Job done, I'd say. Grin

LRDtheFeministDragon · 06/10/2016 11:23

Of course I'm not 'beside myself'.

I just disagree with you, and think you're being daft in failing to recognise that this is a double entendre. It fits the dictionary definition, too - it's an innuendo with double meanings.

Btw, the word you're trying to use is 'quotation'. 'Quote' is the verb.

Bearbehind · 06/10/2016 11:39

Lrd THERE IS NO DOUBLE MEANING

Someone spilling sweets doesn't mean anything.

You are clearly not going to admit you're wrong but seeing as no one else still agrees with you, I can live with that.

Your superior comments like my lack of grasp of the English language and the fact your undergraduates would unstandardised this better than me really wound me up.

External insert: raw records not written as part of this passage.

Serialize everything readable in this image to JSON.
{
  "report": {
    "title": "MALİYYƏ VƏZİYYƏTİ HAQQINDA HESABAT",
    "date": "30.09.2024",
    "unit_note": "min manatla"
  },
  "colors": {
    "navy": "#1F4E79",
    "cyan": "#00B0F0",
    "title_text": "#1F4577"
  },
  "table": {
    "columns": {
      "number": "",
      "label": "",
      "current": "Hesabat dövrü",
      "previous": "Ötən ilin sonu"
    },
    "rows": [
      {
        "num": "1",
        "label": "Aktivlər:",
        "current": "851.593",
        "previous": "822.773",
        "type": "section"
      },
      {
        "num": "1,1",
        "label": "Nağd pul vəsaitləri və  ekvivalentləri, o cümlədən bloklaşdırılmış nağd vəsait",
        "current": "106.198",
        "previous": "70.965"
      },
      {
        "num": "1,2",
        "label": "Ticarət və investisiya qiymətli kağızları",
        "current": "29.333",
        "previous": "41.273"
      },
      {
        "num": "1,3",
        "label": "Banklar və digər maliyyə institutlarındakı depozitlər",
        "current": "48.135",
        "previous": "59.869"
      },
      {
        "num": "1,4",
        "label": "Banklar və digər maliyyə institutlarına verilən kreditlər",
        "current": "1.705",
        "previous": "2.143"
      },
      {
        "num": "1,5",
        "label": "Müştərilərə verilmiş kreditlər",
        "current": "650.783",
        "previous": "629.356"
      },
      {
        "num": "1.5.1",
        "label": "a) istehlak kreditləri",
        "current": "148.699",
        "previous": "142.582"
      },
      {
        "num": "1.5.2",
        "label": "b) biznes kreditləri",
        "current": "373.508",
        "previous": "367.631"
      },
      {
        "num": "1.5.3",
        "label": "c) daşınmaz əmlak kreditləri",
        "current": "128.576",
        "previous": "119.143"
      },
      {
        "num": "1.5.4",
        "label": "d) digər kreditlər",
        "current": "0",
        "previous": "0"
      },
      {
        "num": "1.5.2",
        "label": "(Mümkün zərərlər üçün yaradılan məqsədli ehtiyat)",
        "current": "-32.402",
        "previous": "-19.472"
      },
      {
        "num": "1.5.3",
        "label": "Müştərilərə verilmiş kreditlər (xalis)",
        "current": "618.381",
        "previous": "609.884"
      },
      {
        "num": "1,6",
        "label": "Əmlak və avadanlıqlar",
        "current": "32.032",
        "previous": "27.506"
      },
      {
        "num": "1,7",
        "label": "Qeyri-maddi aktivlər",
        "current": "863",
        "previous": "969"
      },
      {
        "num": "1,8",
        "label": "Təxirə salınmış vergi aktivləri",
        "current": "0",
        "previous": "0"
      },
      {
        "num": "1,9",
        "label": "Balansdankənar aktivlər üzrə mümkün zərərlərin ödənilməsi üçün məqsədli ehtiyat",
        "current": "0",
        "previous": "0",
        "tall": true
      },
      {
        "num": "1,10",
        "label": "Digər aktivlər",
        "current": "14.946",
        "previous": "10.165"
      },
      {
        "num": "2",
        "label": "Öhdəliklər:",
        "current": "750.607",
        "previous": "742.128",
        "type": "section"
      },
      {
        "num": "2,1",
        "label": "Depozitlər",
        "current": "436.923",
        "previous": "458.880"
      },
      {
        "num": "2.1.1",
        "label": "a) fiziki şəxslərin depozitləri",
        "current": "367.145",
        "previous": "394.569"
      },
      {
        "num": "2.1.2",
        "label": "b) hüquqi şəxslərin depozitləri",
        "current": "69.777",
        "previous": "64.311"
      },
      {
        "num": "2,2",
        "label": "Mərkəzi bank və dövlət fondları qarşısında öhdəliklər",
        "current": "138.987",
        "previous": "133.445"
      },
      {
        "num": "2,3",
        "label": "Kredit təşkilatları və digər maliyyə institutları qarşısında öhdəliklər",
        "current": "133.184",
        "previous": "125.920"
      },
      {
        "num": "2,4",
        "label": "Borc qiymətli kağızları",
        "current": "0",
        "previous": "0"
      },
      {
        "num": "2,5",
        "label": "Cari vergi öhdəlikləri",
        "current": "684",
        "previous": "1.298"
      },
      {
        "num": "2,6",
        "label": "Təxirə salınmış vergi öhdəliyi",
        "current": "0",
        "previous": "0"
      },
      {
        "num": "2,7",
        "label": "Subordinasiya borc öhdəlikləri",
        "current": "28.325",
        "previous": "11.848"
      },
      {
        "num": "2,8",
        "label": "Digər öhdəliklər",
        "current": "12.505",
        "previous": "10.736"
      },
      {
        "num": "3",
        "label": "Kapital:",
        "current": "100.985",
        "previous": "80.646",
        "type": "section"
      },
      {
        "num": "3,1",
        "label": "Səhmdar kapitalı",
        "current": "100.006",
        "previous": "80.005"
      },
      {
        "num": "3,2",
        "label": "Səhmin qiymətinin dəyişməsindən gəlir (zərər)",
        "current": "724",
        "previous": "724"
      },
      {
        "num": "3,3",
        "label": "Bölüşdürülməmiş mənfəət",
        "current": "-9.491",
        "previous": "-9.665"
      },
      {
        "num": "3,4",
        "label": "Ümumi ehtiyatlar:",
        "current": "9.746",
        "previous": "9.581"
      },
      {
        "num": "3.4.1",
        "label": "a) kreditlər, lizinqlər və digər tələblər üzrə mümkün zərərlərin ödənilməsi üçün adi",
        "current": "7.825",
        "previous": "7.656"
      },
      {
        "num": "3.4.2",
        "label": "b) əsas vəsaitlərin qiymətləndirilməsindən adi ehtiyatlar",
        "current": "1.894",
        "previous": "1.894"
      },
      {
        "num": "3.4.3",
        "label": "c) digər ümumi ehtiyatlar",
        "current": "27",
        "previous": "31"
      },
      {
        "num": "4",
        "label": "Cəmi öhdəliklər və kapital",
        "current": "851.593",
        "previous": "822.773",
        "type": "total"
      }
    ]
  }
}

Even if you had a point, that kind of condescending, patronising tone is completely unnecessary.

As it stands, because you are wrong, it just makes you look a bit of an arse.

OP posts:
Bearbehind · 06/10/2016 11:41

Just noticed the patronising correction of quotation/ quote in your last post.

Really?

Get over yourself.

OP posts:
metaphoricus · 06/10/2016 11:44

This is an example of a quote. "There are none so blind as those who will not see"

IceBeing · 06/10/2016 12:05

I'm still going with 1.3 entendre....

Nermerner · 06/10/2016 12:08

Maltesers = jizz

Gavel

IceBeing · 06/10/2016 12:09

oh I haven't seen a gavel in ages.....very nice - good polish on the wood

bibbitybobbityyhat · 06/10/2016 12:42

Is there anyone else on this thread who thinks it is a double entendre apart from LRD?